В крови - Юсиф Чеменземинли
Шрифт:
Интервал:
Закладка:
Вагиф уже два дня не выходил из дому, занятый составлением официальных писем. Он их писал, а Мирза Джамал переписывал начисто. Оба были так увлечены своим делом, что не заметили, как вошел Мирза Алимамед.
— Здравствуйте!
Вагиф поверх очков взглянул на друга и стал подниматься. Мирза Алимамед быстро подошел, положил ему руку на плечо.

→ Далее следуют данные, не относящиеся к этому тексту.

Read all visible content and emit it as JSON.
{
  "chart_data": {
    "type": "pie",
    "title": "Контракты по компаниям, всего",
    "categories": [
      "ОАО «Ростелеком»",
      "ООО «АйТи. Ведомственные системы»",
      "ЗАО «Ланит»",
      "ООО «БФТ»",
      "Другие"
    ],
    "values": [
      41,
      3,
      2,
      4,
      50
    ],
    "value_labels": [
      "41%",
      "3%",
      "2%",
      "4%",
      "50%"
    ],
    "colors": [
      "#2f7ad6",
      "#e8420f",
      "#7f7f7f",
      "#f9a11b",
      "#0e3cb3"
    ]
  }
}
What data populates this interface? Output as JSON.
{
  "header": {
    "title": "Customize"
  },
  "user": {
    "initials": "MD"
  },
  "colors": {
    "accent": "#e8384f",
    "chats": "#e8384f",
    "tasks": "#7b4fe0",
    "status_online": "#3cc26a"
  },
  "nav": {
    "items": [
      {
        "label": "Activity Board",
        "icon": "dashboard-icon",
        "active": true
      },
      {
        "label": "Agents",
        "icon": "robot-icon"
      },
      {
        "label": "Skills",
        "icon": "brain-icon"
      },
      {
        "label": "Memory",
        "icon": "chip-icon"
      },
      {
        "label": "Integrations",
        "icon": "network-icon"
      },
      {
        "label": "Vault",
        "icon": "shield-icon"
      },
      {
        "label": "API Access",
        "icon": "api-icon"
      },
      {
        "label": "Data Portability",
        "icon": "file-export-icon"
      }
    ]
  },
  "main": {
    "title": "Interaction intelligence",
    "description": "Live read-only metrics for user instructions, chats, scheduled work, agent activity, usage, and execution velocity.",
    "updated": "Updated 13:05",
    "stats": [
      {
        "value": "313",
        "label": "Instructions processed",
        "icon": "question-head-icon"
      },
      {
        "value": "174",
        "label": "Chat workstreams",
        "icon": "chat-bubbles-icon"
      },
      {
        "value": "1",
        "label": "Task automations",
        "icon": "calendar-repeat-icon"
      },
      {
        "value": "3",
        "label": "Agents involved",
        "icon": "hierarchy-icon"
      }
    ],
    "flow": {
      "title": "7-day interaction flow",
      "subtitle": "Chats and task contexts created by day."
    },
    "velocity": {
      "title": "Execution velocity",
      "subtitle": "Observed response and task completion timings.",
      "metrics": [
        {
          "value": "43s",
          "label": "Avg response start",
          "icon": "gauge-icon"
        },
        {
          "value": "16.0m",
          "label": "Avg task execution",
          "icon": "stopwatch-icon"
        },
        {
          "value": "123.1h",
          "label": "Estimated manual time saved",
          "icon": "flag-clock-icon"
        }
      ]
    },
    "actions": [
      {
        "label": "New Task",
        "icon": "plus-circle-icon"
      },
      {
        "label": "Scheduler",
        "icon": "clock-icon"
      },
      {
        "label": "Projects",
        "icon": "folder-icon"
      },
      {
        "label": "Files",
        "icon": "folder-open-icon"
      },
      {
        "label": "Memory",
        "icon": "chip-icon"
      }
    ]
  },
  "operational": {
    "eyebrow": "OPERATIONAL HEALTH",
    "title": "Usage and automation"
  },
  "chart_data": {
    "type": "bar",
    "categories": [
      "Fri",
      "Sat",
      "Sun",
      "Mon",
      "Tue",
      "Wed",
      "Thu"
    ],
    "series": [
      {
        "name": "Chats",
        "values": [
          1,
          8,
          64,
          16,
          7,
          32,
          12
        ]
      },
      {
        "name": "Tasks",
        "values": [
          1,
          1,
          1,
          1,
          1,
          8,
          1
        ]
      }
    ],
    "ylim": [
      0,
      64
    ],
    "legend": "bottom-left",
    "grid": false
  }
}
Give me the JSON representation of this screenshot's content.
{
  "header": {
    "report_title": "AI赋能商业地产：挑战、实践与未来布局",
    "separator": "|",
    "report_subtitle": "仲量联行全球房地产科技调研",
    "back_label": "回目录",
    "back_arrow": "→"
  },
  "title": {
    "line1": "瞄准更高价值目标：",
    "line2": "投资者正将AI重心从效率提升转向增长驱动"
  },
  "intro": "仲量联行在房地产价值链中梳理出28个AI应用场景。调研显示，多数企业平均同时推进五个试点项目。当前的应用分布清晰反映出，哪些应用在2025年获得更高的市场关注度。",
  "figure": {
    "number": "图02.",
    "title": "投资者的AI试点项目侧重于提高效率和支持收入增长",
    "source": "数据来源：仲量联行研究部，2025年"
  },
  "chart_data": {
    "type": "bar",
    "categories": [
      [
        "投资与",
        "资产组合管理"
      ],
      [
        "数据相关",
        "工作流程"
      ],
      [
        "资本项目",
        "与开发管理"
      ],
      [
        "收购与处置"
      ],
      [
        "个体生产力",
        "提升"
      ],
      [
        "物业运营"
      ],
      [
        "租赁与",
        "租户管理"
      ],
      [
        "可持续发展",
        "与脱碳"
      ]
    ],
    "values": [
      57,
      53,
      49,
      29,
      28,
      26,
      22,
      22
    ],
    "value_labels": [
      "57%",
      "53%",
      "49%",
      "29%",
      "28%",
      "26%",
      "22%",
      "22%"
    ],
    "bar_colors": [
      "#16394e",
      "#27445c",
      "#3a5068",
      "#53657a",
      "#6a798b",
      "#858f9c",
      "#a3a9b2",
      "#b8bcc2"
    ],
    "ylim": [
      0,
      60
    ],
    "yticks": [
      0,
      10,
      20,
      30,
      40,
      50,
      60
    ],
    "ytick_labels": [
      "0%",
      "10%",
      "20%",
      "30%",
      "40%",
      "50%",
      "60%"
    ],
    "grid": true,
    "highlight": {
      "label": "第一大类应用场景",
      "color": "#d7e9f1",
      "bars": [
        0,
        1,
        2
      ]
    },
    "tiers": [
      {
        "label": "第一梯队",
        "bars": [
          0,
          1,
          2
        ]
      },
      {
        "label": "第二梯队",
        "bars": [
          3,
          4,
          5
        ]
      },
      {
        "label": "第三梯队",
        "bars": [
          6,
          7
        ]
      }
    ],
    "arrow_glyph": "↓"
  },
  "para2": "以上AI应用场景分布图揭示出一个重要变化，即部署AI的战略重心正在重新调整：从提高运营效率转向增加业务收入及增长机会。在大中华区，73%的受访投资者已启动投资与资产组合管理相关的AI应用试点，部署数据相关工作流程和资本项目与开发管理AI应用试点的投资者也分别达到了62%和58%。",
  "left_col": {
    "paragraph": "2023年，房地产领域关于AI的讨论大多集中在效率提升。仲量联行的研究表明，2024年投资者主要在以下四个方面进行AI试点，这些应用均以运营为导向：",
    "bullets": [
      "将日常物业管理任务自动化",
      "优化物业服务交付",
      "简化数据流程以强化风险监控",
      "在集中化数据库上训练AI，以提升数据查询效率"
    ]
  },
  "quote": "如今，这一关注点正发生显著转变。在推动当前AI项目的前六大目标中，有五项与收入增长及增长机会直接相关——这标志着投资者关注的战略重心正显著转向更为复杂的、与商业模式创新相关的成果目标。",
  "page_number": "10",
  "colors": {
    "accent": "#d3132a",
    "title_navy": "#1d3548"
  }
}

— Не утруждай себя! — попросил он. — Я на минуту — пришел попрощаться.
— Уже? — удивленно воскликнул Вагиф, кладя возле себя очки. — Значит, завтра уезжаешь?
— Нет, — ответил Мирза Алимамед. — Сегодня. Нельзя терять время.
— Ну что ж, смотри… — подумав, сказал Вагиф. — И попросил Мирзу Джамала: — Дай–ка сюда наше любовное послание султану!
Мирза Джамал достал из кучи бумаг желтоватый свиток и подал Вагифу. Тот развернул письмо, пробежал глазами начало.
— Пожалуйста, Мирза Алимамед! — сказал он, подавая, и, подумав немного, добавил: — Ты знаешь наше положение. Постарайся как можно скорее добраться до Стамбула и втолковать султану, как обстоят дела. Выясни, можем ли мы рассчитывать на них, или они до сих пор все еще не бросили думать о Крыме?
Вагиф помолчал, но по тому, как дрожало в его руке камышовое перо, видно было, что он взволнован: не по душе было Вагифу писать османскому паше, делал он это только по настоянию Ибрагим–хана.
Мирза Алимамед сунул письмо за кушак.
— Все будет в порядке, ахунд! — сказал он.
И вдруг озорная улыбка осветила лицо Вагифа. «А что в самом деле, — подумал он, — твердят все одно и то же: «Шах пришел, шах пришел!» Не иначе как завтра услышим: «Шах соломки наберет, да вселенную сожжет!» — Он невесело усмехнулся своим мыслям.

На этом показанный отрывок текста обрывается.